Cette véritable “superstar” de l’histoire a longtemps été essentiellement connue pour son œuvre picturale. VINCI n’aura pourtant laissé à la postérité qu’une vingtaine de tableaux et esquisses, chiffre sujet à caution car certaines attributions sont contestées et d’autres peuvent résulter de travaux collectifs. Mais ses œuvres sont parmi les plus connues au monde, à commencer par La Joconde, La dame à l’hermine et Saint Jean-Baptiste. La seule présence, dans un musée, d’une peinture du “maître”, lui assure un flux de visiteurs important et régulier. Si, de nos jours, son talent de peintre est toujours autant célébré, l’attention de nos contemporains se porte désormais sur un autre aspect de son travail, tardivement redécouvert : son goût pour les inventions et les recherches théoriques. Notre “polymathe” avait en effet pris soin, tout au long de sa vie, de consigner le fruit de ses réflexions, de son inspiration et de ses expérimentations, dans des carnets dont certains, par bonheur, ont pu traverser les siècles. Désignés sous l’appellation générale de “Codex de Léonard de Vinci“, ils ont connu un parcours mouvementé sur lequel nous allons revenir ici.
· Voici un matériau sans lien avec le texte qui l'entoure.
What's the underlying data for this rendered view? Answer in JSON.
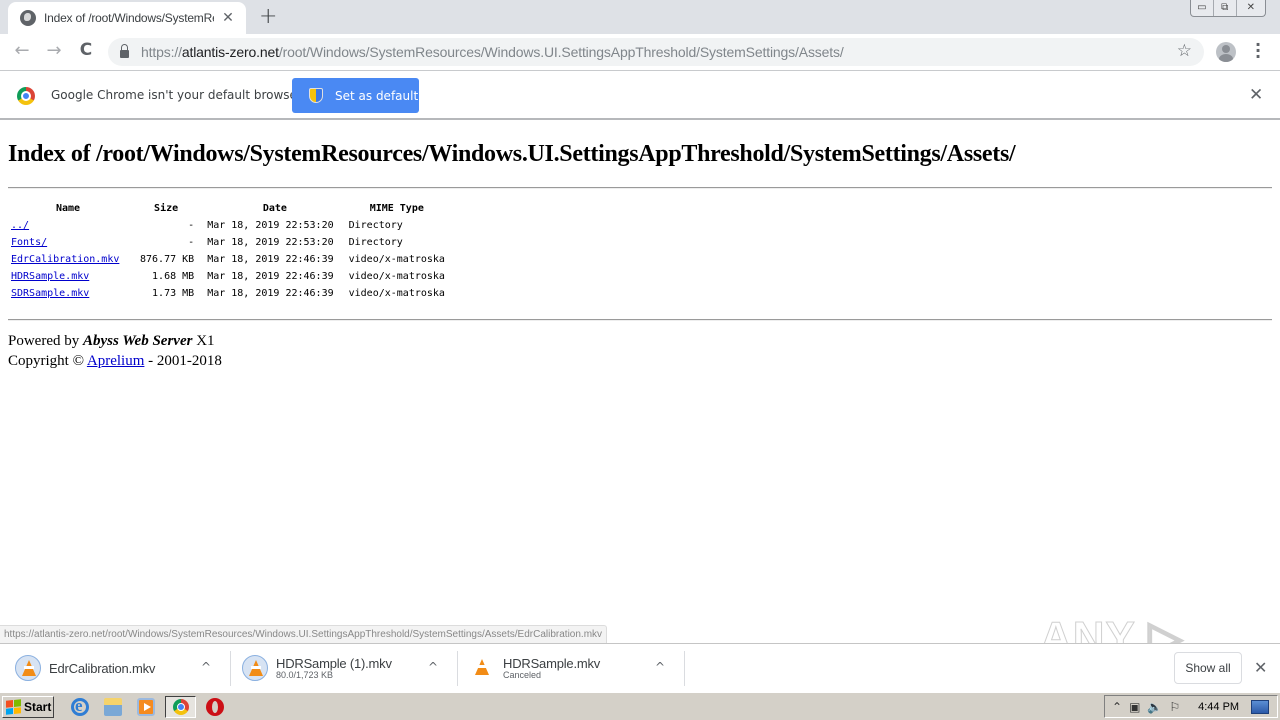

Selon ses propres mots, VINCI n’a pas vraiment organisé ses notes, qu’il décrit ainsi : “Il s’agit d’un recueil décousu, constitué des nombreux feuillets que j’ai rédigés graduellement dans l’espoir qu’un jour je pourrais les ordonner.” Au total, 5000 à 6000 de ses pages nous sont parvenues, mais les historiens estiment que plus de la moitié de ses écrits ont disparu. Malgré la masse de feuilles qu’il a noircie, il n’a rien publié de son vivant ; détail amusant, notre savant était ambidextre, avec une préférence pour la main gauche, particularité expliquant qu’il a rédigé une bonne partie de ses notes en les écrivant de droite à gauche, selon la méthode de l’écriture spéculaire que l’on peut rétablir à l’endroit en la mettant devant un miroir. Il semble que cette originalité était imputable au fait que sa main, n’ayant pas à repasser sur l’encre encore humide, lui permettait d’écrire plus rapidement.
À sa mort, qui surviendra le 2 mai 1519 au château du Clos-Lucé à Amboise où il était l’hôte du roi de France, il lèguera par testament ses livres, ses instruments, mais aussi ses manuscrits inédits, à Francisco MELZI, l’élève favori qui l’avait accompagné en France. Durant toute sa longue vie, son ancien disciple veillera jalousement sur ce “trésor”, qu’il aura entreposé dans une pièce spéciale de sa propriété de Vaprio d’Adda et qu’il n’autorisera à consulter qu’à de rares visiteurs ; VASARI écrivant à son sujet : “Il conserve et thésaurise les manuscrits comme s’il s’agissait de reliques.” Dans les faits, il est acquis que le disciple aurait réellement tenté de mettre de l’ordre dans les documents, dont certains étaient des ébauches de traités inachevés, en vue d’une publication. S’intéressant particulièrement aux passages traitant de la peinture, MELZI, qui annote des pages et entoure des passages, embauche des scribes pour recopier ce qu’il juge digne d’intérêt. Mais, pour une raison inconnue, il ne va pas au bout de sa démarche, et alors que le projet de publication est bien avancé, il est purement et simplement abandonné. Après bien des tribulations, la compilation de MELZI parvient dans la collection de la Bibliothèque vaticane, où elle est identifiée comme le Codex Urbinas 1270. Une version abrégée du document sera publiée à Paris en 1651, sous le titre de Trattato della pittura (Traité de la peinture), mais il faudra attendre 1817 pour que l’intégralité du manuscrit, composite et inachevé, soit imprimé en Italie. Partie intégrante du “corpus vincianum”, ce codex, qui constituera la première publication de l’œuvre de VINCI, y tient une place à part comme la seule à n’avoir pas été rédigée de la main du “maître” mais celle de son élève.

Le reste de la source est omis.